President Bush waves as he arrives at the White House in Washington from Camp David, Md., Sunday, July, 22, 2007.
AP Photo
Microsoft Corp. said Wednesday it has waived its right to a hearing before European regulators, hoping to speed resolution of its antitrust woes in Europe.

At the same time, the European Commission said on Wednesday it expected to reach a conclusion next year in its antitrust probe of U.S. software giant.

The procedural move by Microsoft does not mean an automatic start to settlement talks with the European Commission, the EU's executive arm.
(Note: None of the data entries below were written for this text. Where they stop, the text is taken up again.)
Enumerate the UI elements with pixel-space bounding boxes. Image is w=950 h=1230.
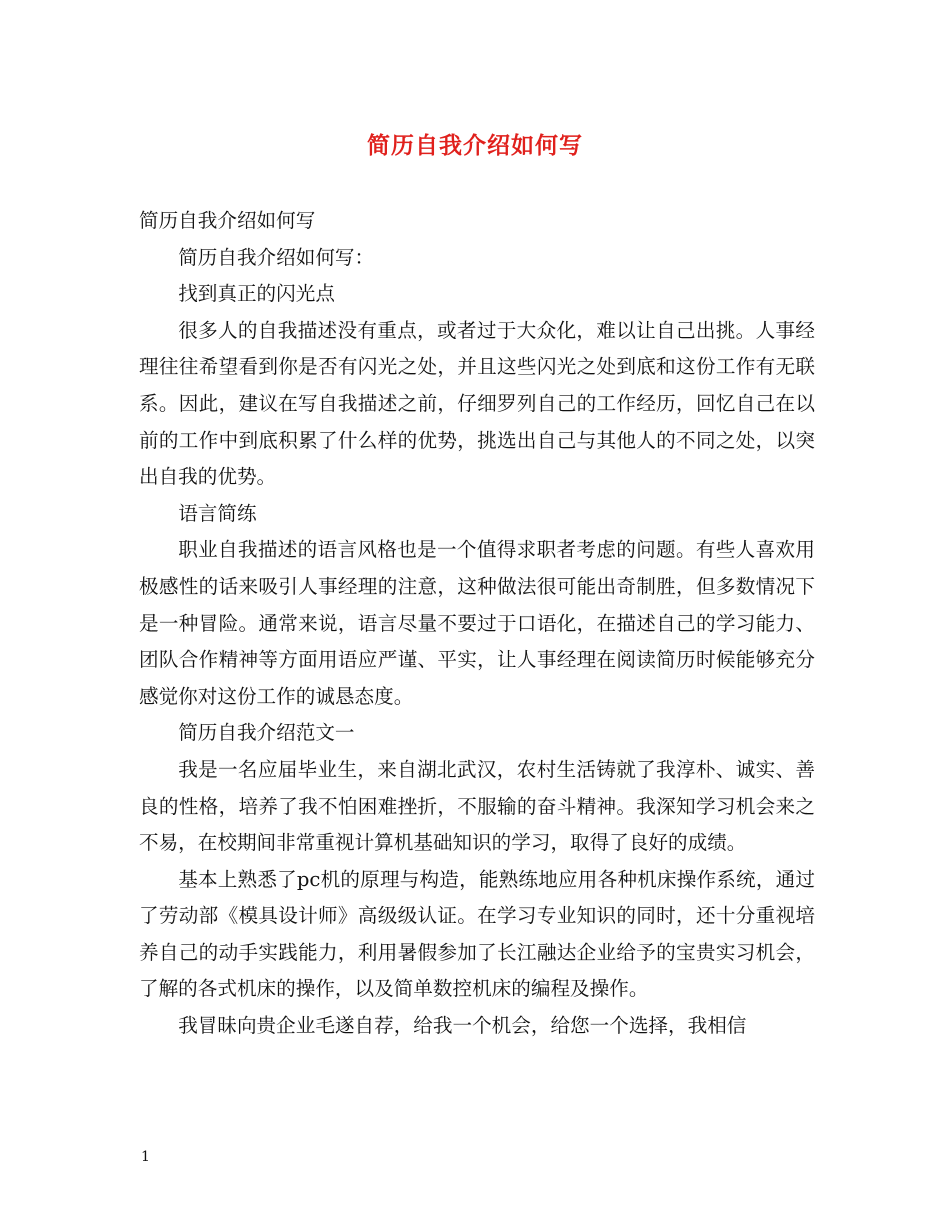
paragraph-sample-intro: 我是一名应届毕业生，来自湖北武汉，农村生活铸就了我淳朴、诚实、善良的性格，培养了我不怕困难挫折，不服输的奋斗精神。我深知学习机会来之不易，在校期间非常重视计算机基础知识的学习，取得了良好的成绩。: [139, 757, 815, 855]
paragraph-subheading: 简历自我介绍如何写：: [178, 245, 375, 269]
document-title: 简历自我介绍如何写: [367, 132, 583, 159]
paragraph-concise-body: 职业自我描述的语言风格也是一个值得求职者考虑的问题。有些人喜欢用极感性的话来吸引人事经理的注意，这种做法很可能出奇制胜，但多数情况下是一种冒险。通常来说，语言尽量不要过于口语化，在描述自己的学习能力、团队合作精神等方面用语应严谨、平实，让人事经理在阅读简历时候能够充分感觉你对这份工作的诚恳态度。: [139, 538, 815, 708]
section-heading-sample-one: 简历自我介绍范文一: [178, 721, 355, 745]
page-number: 1: [141, 1149, 150, 1165]
paragraph-sample-closing: 我冒昧向贵企业毛遂自荐，给我一个机会，给您一个选择，我相信: [178, 1014, 747, 1038]
section-heading-highlight: 找到真正的闪光点: [178, 282, 335, 306]
paragraph-heading: 简历自我介绍如何写: [139, 209, 316, 232]
paragraph-sample-skills: 基本上熟悉了pc机的原理与构造，能熟练地应用各种机床操作系统，通过了劳动部《模具设计师》高级级认证。在学习专业知识的同时，还十分重视培养自己的动手实践能力，利用暑假参加了长江融达企业给予的宝贵实习机会，了解的各式机床的操作，以及简单数控机床的编程及操作。: [139, 867, 815, 1001]
paragraph-highlight-body: 很多人的自我描述没有重点，或者过于大众化，难以让自己出挑。人事经理往往希望看到你是否有闪光之处，并且这些闪光之处到底和这份工作有无联系。因此，建议在写自我描述之前，仔细罗列自己的工作经历，回忆自己在以前的工作中到底积累了什么样的优势，挑选出自己与其他人的不同之处，以突出自我的优势。: [139, 318, 815, 489]
section-heading-concise: 语言简练: [178, 501, 257, 525]
document-body: [139, 203, 815, 1045]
But it could hurry the process along by skipping over what might have been a contentious faceoff, originally set for Dec. 20-21.

"Rather than focus our energies on an oral hearing, we'd rather put our energies on continuing our discussions with the Commission to resolve the issues of concern for them," Microsoft spokeswoman Tiffany Steckler said in Paris.

"When they would like to move into discussions with us, we're ready and available."

A spokeswoman for the Commission's antitrust office, Amelia Torres, declined to comment on whether the case would now move faster.

"If Microsoft doesn't want a hearing, we'll just continue with the investigation," she said.

She said the Commission was studying the reply sent by Microsoft to the Commission's allegations. "The Commission will then have to reach a conclusion which will probably be next year," she said.

Microsoft's desire to put the three-year EU investigation behind it follows two big settlement deals in the United States — one with the federal government and nine of the 18 states that sued the company, and another to resolve consumer class-action lawsuits.

EU Competition Commissioner Mario Monti has stressed that despite some areas of overlap, his investigation is separate from the U.S. concerns.

In its "statement of objections" last August, the EU charged that Microsoft may be violating antitrust laws by bundling its Media Player into its Windows operating system, giving it an unfair advantage over competing products that also play online music and video.

The EU also charged Microsoft was trying to extend its dominance into the market for servers, which tie desktop computers together, by illegally withholding key information rivals like Sun Microsystems need for their products to work well with Windows.

Some U.S. states have refused to join the settlement hammered out by the Bush administration partly over that same issue of "inter-operability," arguing Microsoft should be required to disclose more technical information to competitors.

The Microsoft spokeswoman said the company's written reply to the Commission, submitted Nov. 16, answered "in detail" the EU's concerns about interoperability, although she declined to elaborate.

Torres said the EU's merger task force is still reviewing Microsoft's response.

She also noted that although an oral hearing is "primarily" for the defendant, competitors who brought the initial complaint also have a right to be heard and may still request a hearing.

She declined t speculate on whether Microsoft could be forced to participate if one is requested by a competitor like Sun, saying that would be up to the EU official who runs the hearing.